В небесах играют боги землей в пинг-понг,
прохвосты, герои, жулье,
Вся дремуче-могучая публика снизу, оттуда,
иллюминаторы где,
Жадно, смертно глазеет, глаза – поплавками, пляшущим чудом
в ровной ночной воде.
Ты умеешь ли плавать? А ты, милый друг? А ты?
В океане любви не поставить
ни надгробья, ни мраморных ангелов, ни кресты.
А вы слышали стук? А сип? А хрип? А резкий удар?
Бросьте! Сколько вокруг воды – авось, потушим пожар!
Ах, воды поднимется! До шеи! До глотки! До рта! До глаз!
Все приморские города затопит!

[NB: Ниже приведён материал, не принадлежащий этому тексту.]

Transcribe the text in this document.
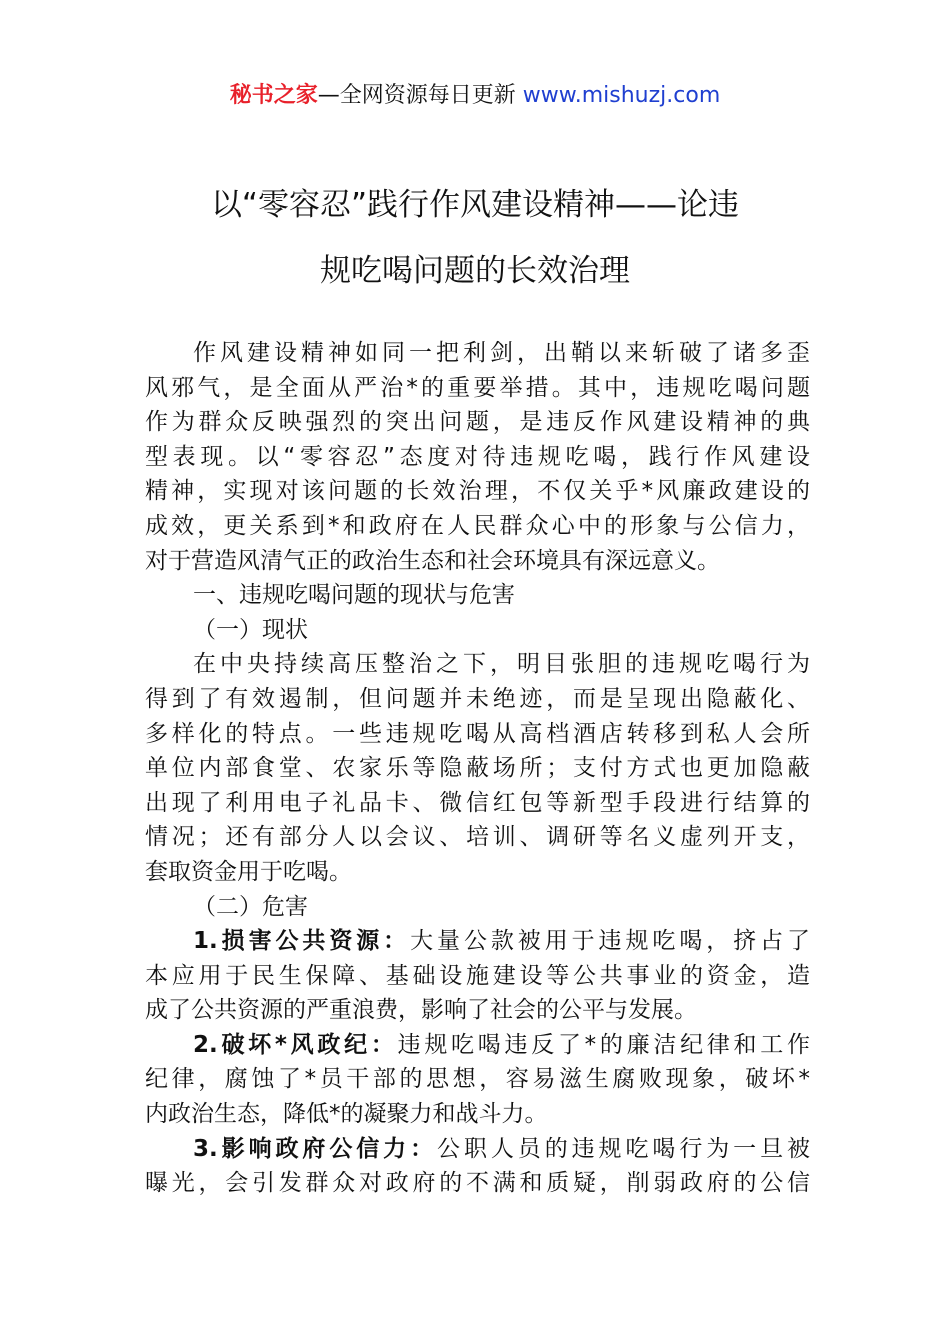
秘书之家—全网资源每日更新 www.mishuzj.com
以“零容忍”践行作风建设精神——论违
规吃喝问题的长效治理
作风建设精神如同一把利剑，出鞘以来斩破了诸多歪
风邪气，是全面从严治*的重要举措。其中，违规吃喝问题
作为群众反映强烈的突出问题，是违反作风建设精神的典
型表现。以“零容忍”态度对待违规吃喝，践行作风建设
精神，实现对该问题的长效治理，不仅关乎*风廉政建设的
成效，更关系到*和政府在人民群众心中的形象与公信力，
对于营造风清气正的政治生态和社会环境具有深远意义。
一、违规吃喝问题的现状与危害
（一）现状
在中央持续高压整治之下，明目张胆的违规吃喝行为
得到了有效遏制，但问题并未绝迹，而是呈现出隐蔽化、
多样化的特点。一些违规吃喝从高档酒店转移到私人会所
单位内部食堂、农家乐等隐蔽场所；支付方式也更加隐蔽
出现了利用电子礼品卡、微信红包等新型手段进行结算的
情况；还有部分人以会议、培训、调研等名义虚列开支，
套取资金用于吃喝。
（二）危害
1.损害公共资源：大量公款被用于违规吃喝，挤占了
本应用于民生保障、基础设施建设等公共事业的资金，造
成了公共资源的严重浪费，影响了社会的公平与发展。
2.破坏*风政纪：违规吃喝违反了*的廉洁纪律和工作
纪律，腐蚀了*员干部的思想，容易滋生腐败现象，破坏*
内政治生态，降低*的凝聚力和战斗力。
3.影响政府公信力：公职人员的违规吃喝行为一旦被
曝光，会引发群众对政府的不满和质疑，削弱政府的公信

А что, разве в первый раз?
И на старом бочонке, в нахлестах холодной зелени,
вой голодного мокрого пса
Небеса разорвет! и уйдет в полет! в хор, где мертвые голоса!

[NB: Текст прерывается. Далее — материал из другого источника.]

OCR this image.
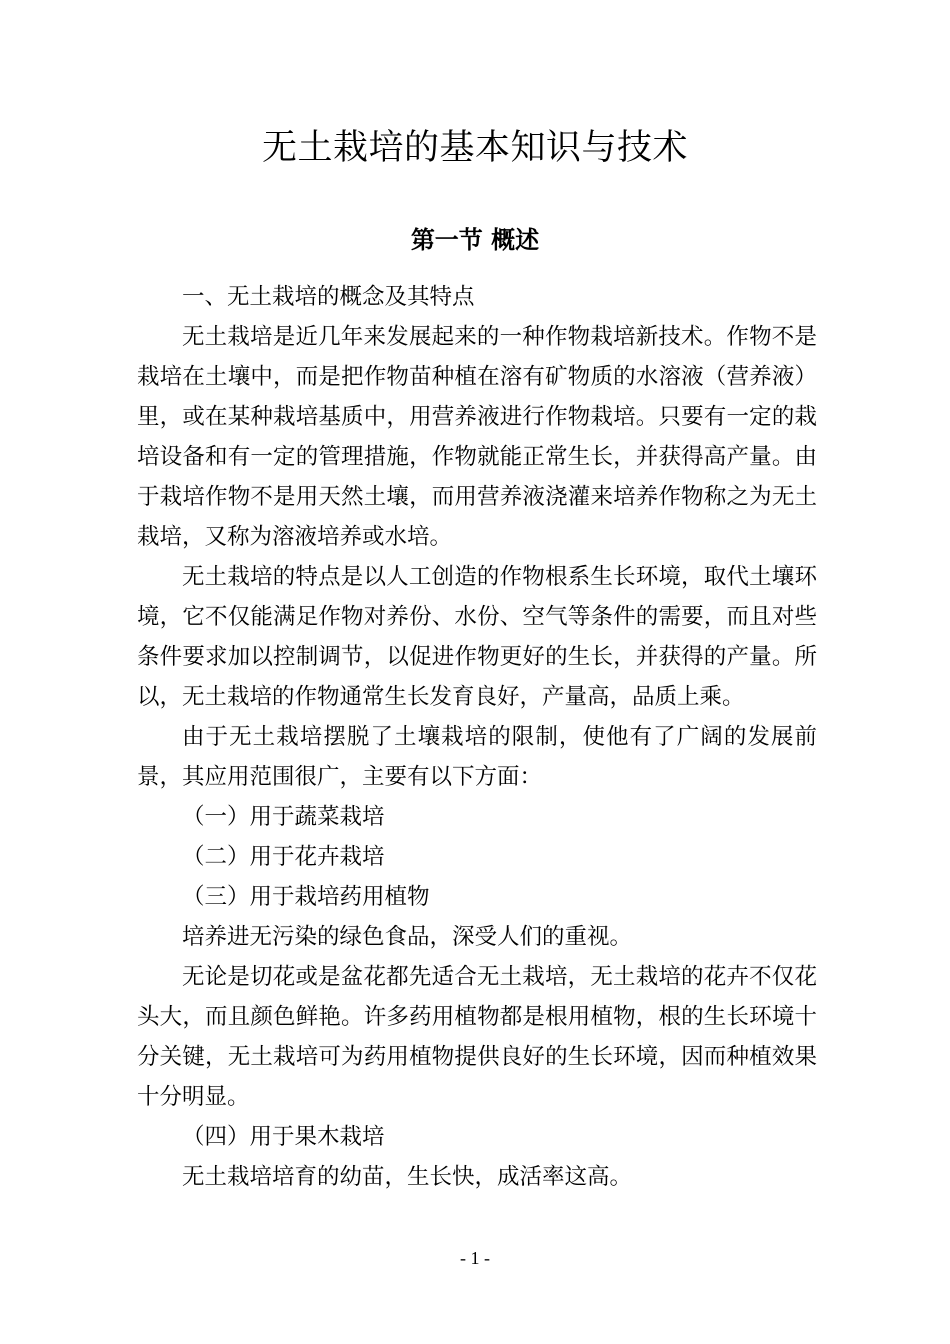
无土栽培的基本知识与技术
第一节 概述

一、无土栽培的概念及其特点

无土栽培是近几年来发展起来的一种作物栽培新技术。作物不是栽培在土壤中，而是把作物苗种植在溶有矿物质的水溶液（营养液）里，或在某种栽培基质中，用营养液进行作物栽培。只要有一定的栽培设备和有一定的管理措施，作物就能正常生长，并获得高产量。由于栽培作物不是用天然土壤，而用营养液浇灌来培养作物称之为无土栽培，又称为溶液培养或水培。

无土栽培的特点是以人工创造的作物根系生长环境，取代土壤环境，它不仅能满足作物对养份、水份、空气等条件的需要，而且对些条件要求加以控制调节，以促进作物更好的生长，并获得的产量。所以，无土栽培的作物通常生长发育良好，产量高，品质上乘。

由于无土栽培摆脱了土壤栽培的限制，使他有了广阔的发展前景，其应用范围很广，主要有以下方面：

（一）用于蔬菜栽培

（二）用于花卉栽培

（三）用于栽培药用植物

培养进无污染的绿色食品，深受人们的重视。

无论是切花或是盆花都先适合无土栽培，无土栽培的花卉不仅花头大，而且颜色鲜艳。许多药用植物都是根用植物，根的生长环境十分关键，无土栽培可为药用植物提供良好的生长环境，因而种植效果十分明显。

（四）用于果木栽培

无土栽培培育的幼苗，生长快，成活率这高。

- 1 -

И на роскошной двери в салон, дело дрянь,
айсберг-белый-рояль, Вивальди-Бах,
Животом вниз – баба, младенец, козленок, лань,
львица со львенком в зубах,
Да, потоп, да, осенило, Персей сверкает,
это ж Сад Райский наоборот,
Да, потом, поймем, честь какая – сработать последний плот!
А как весело жили! Героями, трусами! А плакались: хуже нельзя!

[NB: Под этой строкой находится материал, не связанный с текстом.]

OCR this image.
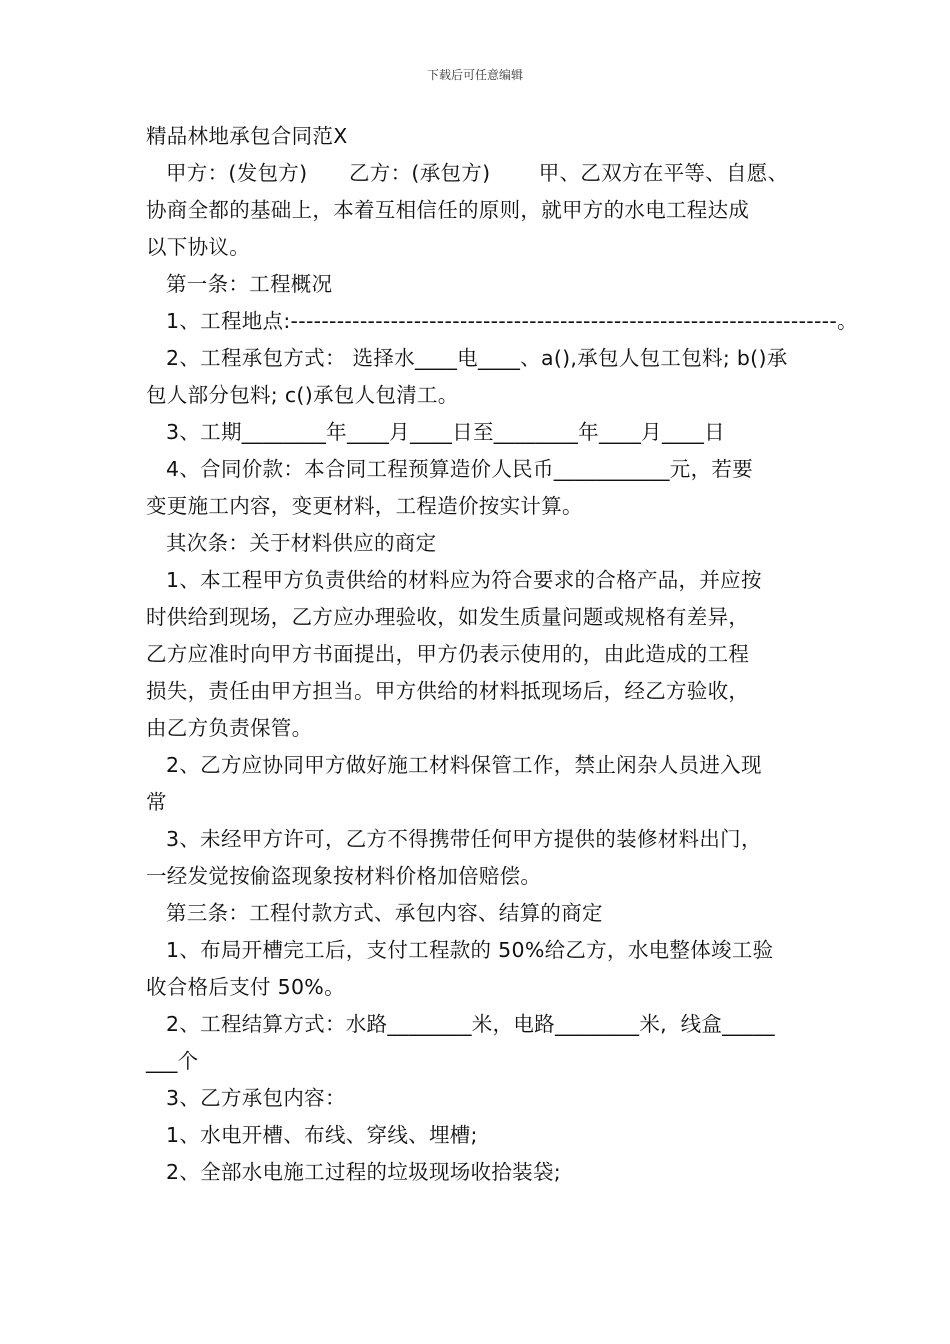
下载后可任意编辑
精品林地承包合同范X
甲方：(发包方)　　乙方：(承包方)　　 甲、乙双方在平等、自愿、
协商全都的基础上，本着互相信任的原则，就甲方的水电工程达成
以下协议。
第一条：工程概况
1、工程地点:-----------------------------------------------------------------------。
2、工程承包方式： 选择水____电____、a(),承包人包工包料; b()承
包人部分包料; c()承包人包清工。
3、工期________年____月____日至________年____月____日
4、合同价款：本合同工程预算造价人民币___________元，若要
变更施工内容，变更材料，工程造价按实计算。
其次条：关于材料供应的商定
1、本工程甲方负责供给的材料应为符合要求的合格产品，并应按
时供给到现场，乙方应办理验收，如发生质量问题或规格有差异，
乙方应准时向甲方书面提出，甲方仍表示使用的，由此造成的工程
损失，责任由甲方担当。甲方供给的材料抵现场后，经乙方验收，
由乙方负责保管。
2、乙方应协同甲方做好施工材料保管工作，禁止闲杂人员进入现
常
3、未经甲方许可，乙方不得携带任何甲方提供的装修材料出门，
一经发觉按偷盗现象按材料价格加倍赔偿。
第三条：工程付款方式、承包内容、结算的商定
1、布局开槽完工后，支付工程款的 50%给乙方，水电整体竣工验
收合格后支付 50%。
2、工程结算方式：水路________米，电路________米,  线盒_____
___个
3、乙方承包内容：
1、水电开槽、布线、穿线、埋槽;
2、全部水电施工过程的垃圾现场收拾装袋;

Собирались друзьями-бусами, по суровой нитке скользя,
Выпивали, из-под ног табурет выбивали у подлой печали-тоски,
На последний корабль билет покупали, платой – сердце отдав из руки!
Жжет вода! Лезет вверх упрямо! Кто через сто тысяч звезд
Нарисует, как мы, крича это вечное: мама! – тут тонули – правдиво, до слез?!
Кто повторит эти наши, в зубах навязли, тьфу, смола-слюна,
Глаза намозолили, душу вынули, порвали бязью,
всемирные имена?!
2020-й. 1912-й. Кровью – черта. До нашей эры иль без?
Безо всякого времени, плачет у кромки Ада голь-сирота,
бедный бледный бес,
Да это же просто мальчонка с нижней палубы, где из людей настил,
Он родился в войну, и умрет в войну, а в мир его никто не пустил!
Он не Бог, не художник, не торжник, масло без хлеба,
он просто рваный пацан,
Просто видит картину, где рушится небо, столбом встает океан,
Берега далекие загрызают жадно, до камней-костей, святого Эльма огни,
Рев зверей, вой матерей, успей, глотни, воскричи, помяни!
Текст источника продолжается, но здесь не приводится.